Unser LIN­KER Vor­stoß als Weg­be­glei­ter des Neu­baus einer Kli­nik am Peel­watt, als Kom­mu­ne Mit­spra­che­recht in sol­chen Fra­gen zu haben, ist nun aktu­el­ler denn je. Die Stadt kommt den Kli­nik­be­trei­bern in vie­len Fra­gen weit ent­ge­gen: bei den Geneh­mi­gungs­ver­fah­ren, der Grund­stücks­su­che und vie­lem mehr.

LIN­KE-Vor­stands- und Rats­mit­glied Frank Hamann hat­te schon am Anfang der Bera­tun­gen über das neue Kran­ken­haus ver­sucht, ein Mit­spra­che­recht in Ent­loh­nungs­fra­gen mit in die Ver­hand­lungs­scha­le zu wer­fen.
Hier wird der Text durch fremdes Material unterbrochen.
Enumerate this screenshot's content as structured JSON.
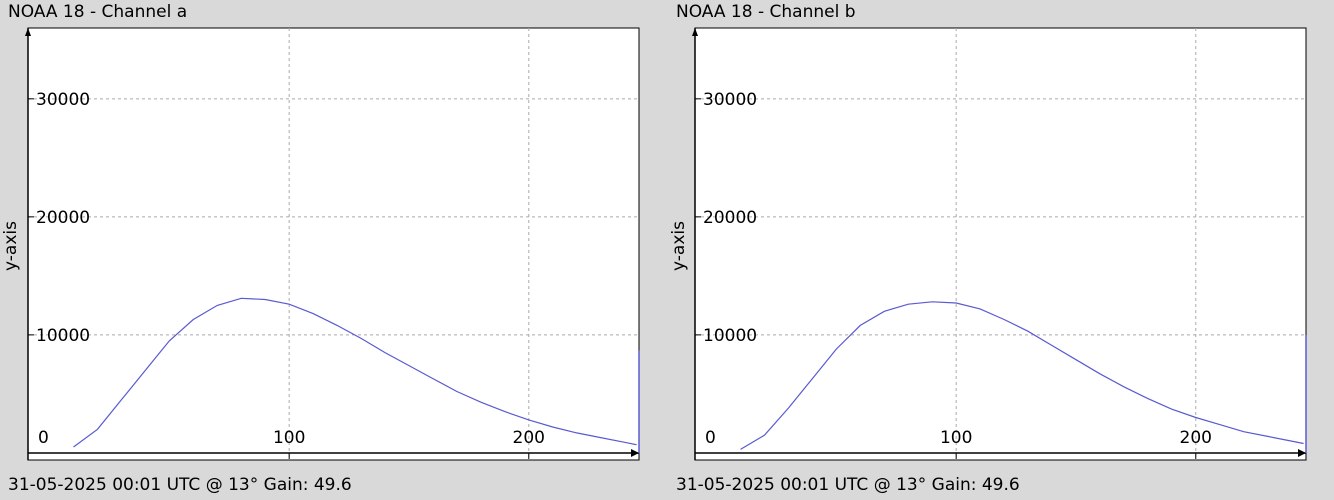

Das wur­de von den ande­ren Rats­frak­tio­nen über­wie­gend als „unbe­grün­det“ und „schwer umsetz­bar“ abge­tan. „Nun haben wir den Salat, und als Dres­sing echauf­fie­ren sich heu­te die dama­li­gen Zweif­ler“, beklagt Frank Hamann. Aber er hat auch ande­re Beden­ken: „Wenn wir jetzt nicht auf­pas­sen, droht die neue Kli­nik sich zu einem knall­har­ten Ren­di­te­ob­jekt zu ent­wi­ckeln. Das mit weit­rei­chen­der Unter­stüt­zung durch die Stadt Flens­burg und mit erheb­li­chen För­der­gel­dern des Lan­des in drei­stel­li­ger Mil­lio­nen­hö­he ein­fach hin­zu­neh­men, ist ein Feh­ler!“.